The command of the military base decided to send the five students to the Luzhsky Military Hospital (Branch № 11 of Federal Military Clinical Hospital № 442 of the Russian Federation Ministry of Defence). All of them feel fine. After 14 days in hospital, they will be given another test for coronavirus. The other students, who had had contact with them, are being quarantined in the military compound.

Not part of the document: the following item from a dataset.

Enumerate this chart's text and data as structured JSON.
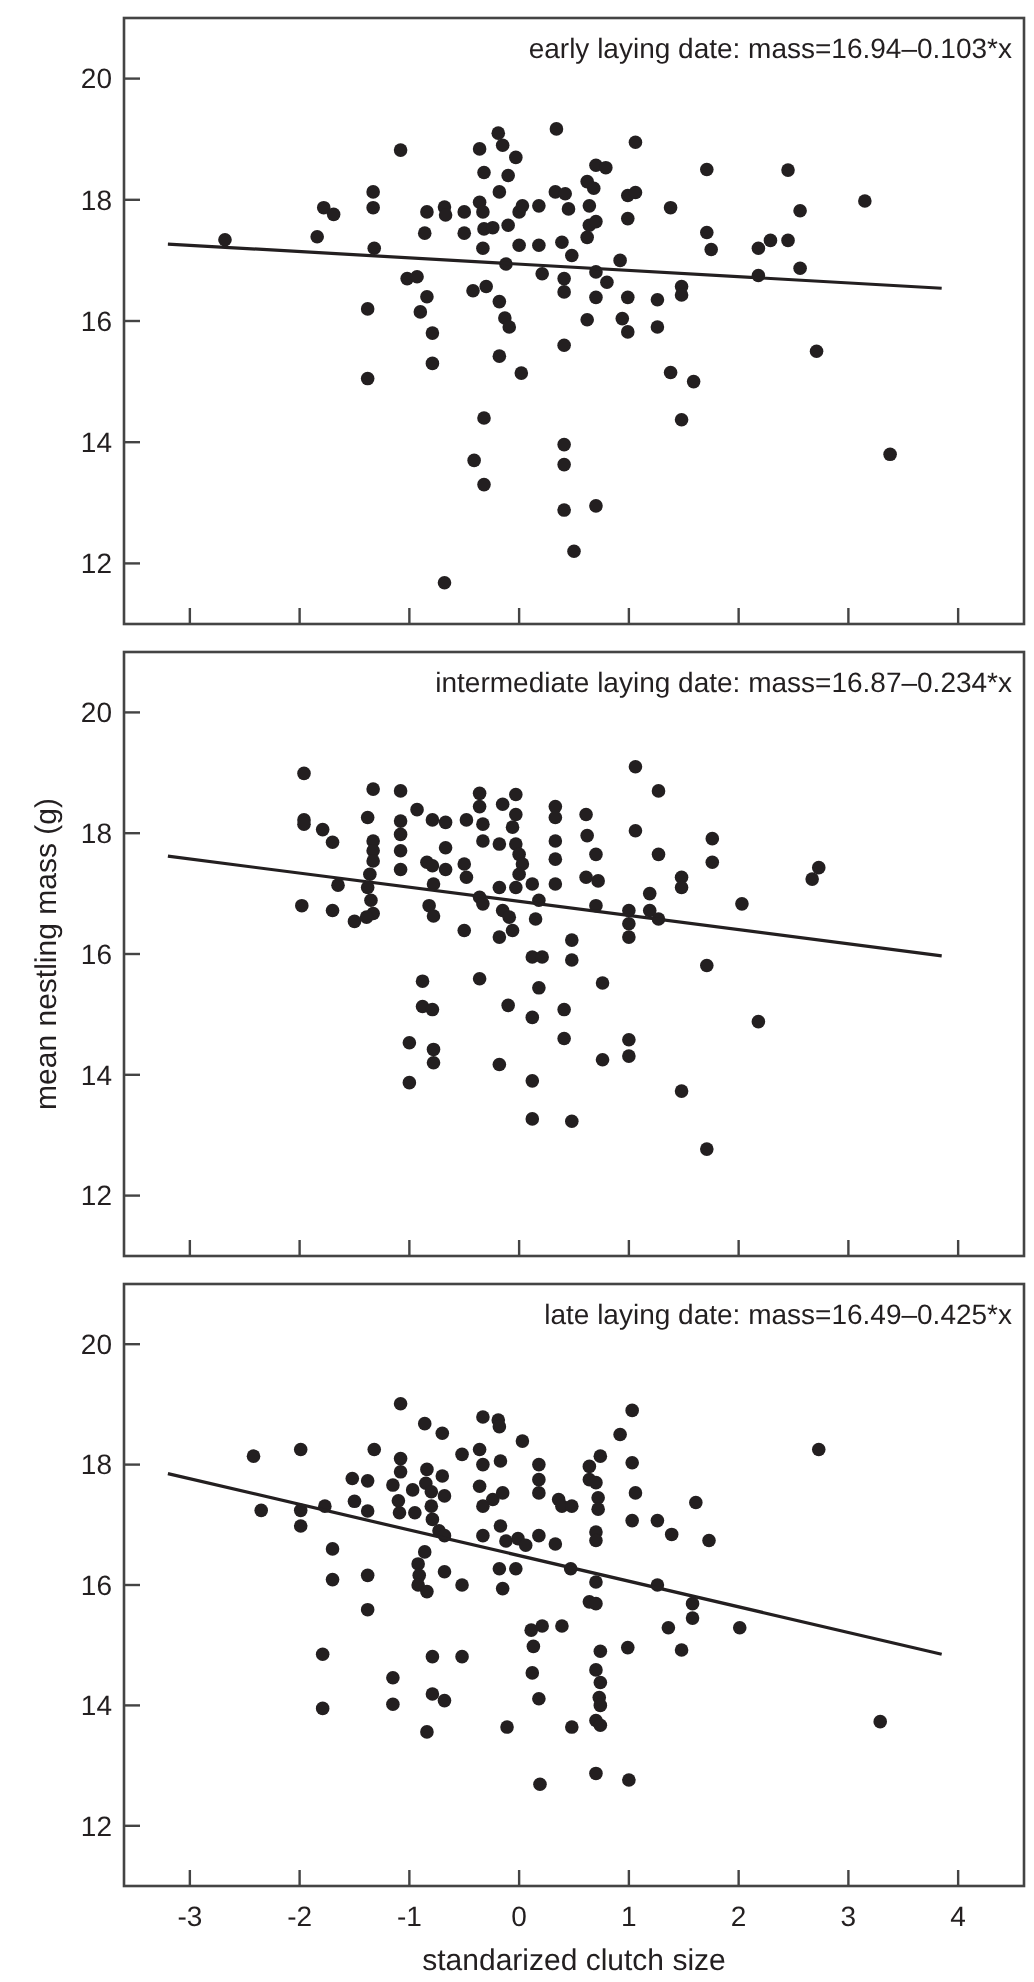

The participants in the meeting noted that as far back as in May there had been widespread appeals to the University administration from students and their parents to allow those students who were not prepared to undergo military training in June to postpone it until next year. The Rector had made such a request to the field-oriented leadership of the Ministry of Defence, as had those at the helm of some other universities. The requests, however, were all turned down. At this point, the Rector of St Petersburg University went all the way up to the top of the Ministry of Defence and submitted another request. After some negotiations, he received consent: the Ministry agreed to allow all St Petersburg University students who are supposed to go through military training this year to do so next year. All students have now been informed about such an option, but so far, not one student has taken advantage of this opportunity.
A legal dispute with a former staff member
A court of third instance (cassation) has already rejected the appeal of former University employee Svetlana Uvarova against the decision of the Vasileostrovsky District Court of St Petersburg. In her claims, Ms Uvarova had initially asked to have her contract with the University extended, had tried to challenge the University’s right to announce a competition for an academic’s position, linking the position with the person of the holder of that position, and had challenged St Petersburg University’s right to introduce its own requirements and criteria on those who are vying for that position. In 2018, when her contract ran out, Ms Uvarova was dismissed, after which she took legal action. The participants in the meeting noted that the University’s competitive procedures for selecting research and teaching staff could not be more transparent, and the criteria are always known to all participants well in advance, which ensures equal terms for both current employees and outside candidates.